Ci sono anche i Beatles di Day Tripper se vi prendete la briga di analizzare il bridge. Con un titolo come Steel guitar and fiddle il risultato è tranquillo, se poi aggiungiamo un curioso tempo ‘boom-chicka-boom’, sappiamo già di trovarci di fronte ad un altro centro.
E’ estremamente piacevole – e rincuorante – vedere come il seme del country tradizionale sia germogliato anche nelle nuove leve di questa espressione musicale, così tipica del Sudovest (ma non solo) USA e personalmente accolgo con grande gioia la riflessione che i prodotti più validi in questo senso siano originati in Texas, lontani anni luce dal Nash-pop e da quanto si tende a far passare per country music al giorno d’oggi.
I Don’t Miss Her Anymore non aggiunge gran che al bagaglio del gruppo: onesta e gradevole country-song, che suona vagamente gramparsoniana. L’influenza di questo vate e profeta delle sonorità country-rock (soprattutto nel periodo della sua militanza nei Byrds) si evidenzia ulteriormente nella seguente You Hit The Old Dance Floor, soprattutto per l’uso della steel, così californiana nelle reminiscenze – anche vocali – della Byrdsiana You’re Still On My Mind, compresa nell’imprescindibile Sweetheart Of The Rodeo.
Anche il testo è pervaso dalla stessa rassegnata tristezza della cover dei Byrds, a queste assonanze vanno interpretate nel senso di ‘influenze’ e non di pedissequa imitazione.
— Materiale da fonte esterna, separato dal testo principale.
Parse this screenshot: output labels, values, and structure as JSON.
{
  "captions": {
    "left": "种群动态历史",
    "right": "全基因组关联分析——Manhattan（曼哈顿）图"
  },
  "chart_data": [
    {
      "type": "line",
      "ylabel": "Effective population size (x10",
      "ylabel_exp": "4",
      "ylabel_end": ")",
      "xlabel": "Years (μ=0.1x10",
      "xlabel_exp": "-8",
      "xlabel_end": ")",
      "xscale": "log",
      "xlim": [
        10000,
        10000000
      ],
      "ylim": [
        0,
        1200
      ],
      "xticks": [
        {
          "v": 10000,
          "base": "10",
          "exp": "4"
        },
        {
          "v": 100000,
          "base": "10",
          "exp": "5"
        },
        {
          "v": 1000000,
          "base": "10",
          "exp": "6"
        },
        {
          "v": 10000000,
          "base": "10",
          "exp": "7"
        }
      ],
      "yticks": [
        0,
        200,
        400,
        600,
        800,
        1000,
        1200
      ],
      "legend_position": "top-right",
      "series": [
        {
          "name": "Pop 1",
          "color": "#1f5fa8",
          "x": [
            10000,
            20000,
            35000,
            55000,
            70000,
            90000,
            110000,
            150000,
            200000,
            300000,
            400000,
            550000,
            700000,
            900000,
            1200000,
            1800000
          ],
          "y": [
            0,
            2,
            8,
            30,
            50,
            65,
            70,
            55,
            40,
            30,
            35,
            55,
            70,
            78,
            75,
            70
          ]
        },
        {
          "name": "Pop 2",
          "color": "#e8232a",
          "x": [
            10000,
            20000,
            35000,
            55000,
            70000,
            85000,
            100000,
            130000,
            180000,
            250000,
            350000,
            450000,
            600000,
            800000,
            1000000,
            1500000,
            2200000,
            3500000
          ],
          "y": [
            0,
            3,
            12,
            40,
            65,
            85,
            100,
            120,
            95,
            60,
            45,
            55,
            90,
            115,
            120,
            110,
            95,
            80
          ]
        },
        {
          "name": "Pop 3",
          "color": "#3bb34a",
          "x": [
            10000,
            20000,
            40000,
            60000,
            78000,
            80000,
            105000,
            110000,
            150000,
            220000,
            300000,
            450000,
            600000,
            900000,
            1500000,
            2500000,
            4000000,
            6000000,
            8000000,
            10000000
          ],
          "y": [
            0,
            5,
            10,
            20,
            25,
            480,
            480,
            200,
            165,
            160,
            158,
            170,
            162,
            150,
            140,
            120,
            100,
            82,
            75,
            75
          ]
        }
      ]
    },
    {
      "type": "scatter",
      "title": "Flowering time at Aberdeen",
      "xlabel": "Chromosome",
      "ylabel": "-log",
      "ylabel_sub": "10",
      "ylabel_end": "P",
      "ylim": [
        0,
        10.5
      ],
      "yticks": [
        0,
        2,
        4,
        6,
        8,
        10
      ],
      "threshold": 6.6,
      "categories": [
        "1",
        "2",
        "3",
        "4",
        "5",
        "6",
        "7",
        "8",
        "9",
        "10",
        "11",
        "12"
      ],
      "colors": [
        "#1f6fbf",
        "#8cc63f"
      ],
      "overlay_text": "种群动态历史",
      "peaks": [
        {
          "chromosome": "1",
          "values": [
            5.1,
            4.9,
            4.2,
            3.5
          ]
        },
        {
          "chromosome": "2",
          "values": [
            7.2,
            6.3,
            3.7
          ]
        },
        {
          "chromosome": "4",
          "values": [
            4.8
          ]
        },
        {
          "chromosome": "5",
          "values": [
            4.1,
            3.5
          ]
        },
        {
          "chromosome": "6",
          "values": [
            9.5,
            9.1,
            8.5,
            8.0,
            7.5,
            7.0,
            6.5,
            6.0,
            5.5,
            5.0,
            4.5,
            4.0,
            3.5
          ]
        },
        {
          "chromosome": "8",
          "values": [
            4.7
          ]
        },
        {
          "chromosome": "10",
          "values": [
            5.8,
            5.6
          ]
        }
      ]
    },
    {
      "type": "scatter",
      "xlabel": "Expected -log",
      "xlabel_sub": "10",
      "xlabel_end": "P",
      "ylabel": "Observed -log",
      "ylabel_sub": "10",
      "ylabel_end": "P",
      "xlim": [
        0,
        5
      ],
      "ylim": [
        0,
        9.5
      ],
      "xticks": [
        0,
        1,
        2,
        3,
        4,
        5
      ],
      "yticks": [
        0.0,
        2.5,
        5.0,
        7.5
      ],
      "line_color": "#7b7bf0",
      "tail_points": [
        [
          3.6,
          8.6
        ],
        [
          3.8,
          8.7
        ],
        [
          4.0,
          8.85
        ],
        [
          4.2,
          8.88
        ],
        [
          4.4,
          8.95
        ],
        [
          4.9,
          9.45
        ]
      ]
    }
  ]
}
Se Sneaking Suspicion è puro divertimento, la seguente If I Was A Candle potrebbe essere il seguito di Good Hearted Woman (scritta da Waylon e Willie) oppure Don’t Cuss The Fiddle (scritta da Kris Kristofferson), che hanno in comune la stessa identica melodia.
Il brano dei EHS è però estremamente accelerato rispetto al tempo originale ed è ulteriormente impreziosito dal grande lavoro di dobro (bravo T-Roy Miller).
Il passo rallenta con la meditativa Lost Without You con la voce che rincorre nuovamente il fantasma di Gram Parsons nelle sue tremule vocalità, fino a quando il brano dispiega tutte le sue potenzialità e si apre fino ad assumere le dimensioni che gli spettano.
Con One I Need è ancora di scena l’honky-tonk più schietto e diretto, mentre la successiva Seven Days compare qui in versione studio, ma già l’avevamo apprezzata in anteprima sul precedente live.
La possibilità di registrarla in studio nulla toglie alla carica di emotività del brano, che in versione dal vivo era veramente da mozzafiato, sostenuto da un fiddle indiavolato, con logico guadagno in termini di ‘grinta’.
Questo ottimo CD si chiude con una ballata acustica che pesca le sonorità di un alt-country abbastanza attuale, ma piuttosto atipico, rispetto alle sonorità dei nostri.
Gli Eleven Hundred Springs sono estremamente giovani, ma hanno già ben tre CD all’attivo, mostrano una maturità artistica invidiabile, anche per acts ben più rodati e dimostrano soprattutto di avere le idee chiare su dove vogliono arrivare e sui metodi per arrivarci.
Avanti ragazzi, siamo tutti con voi!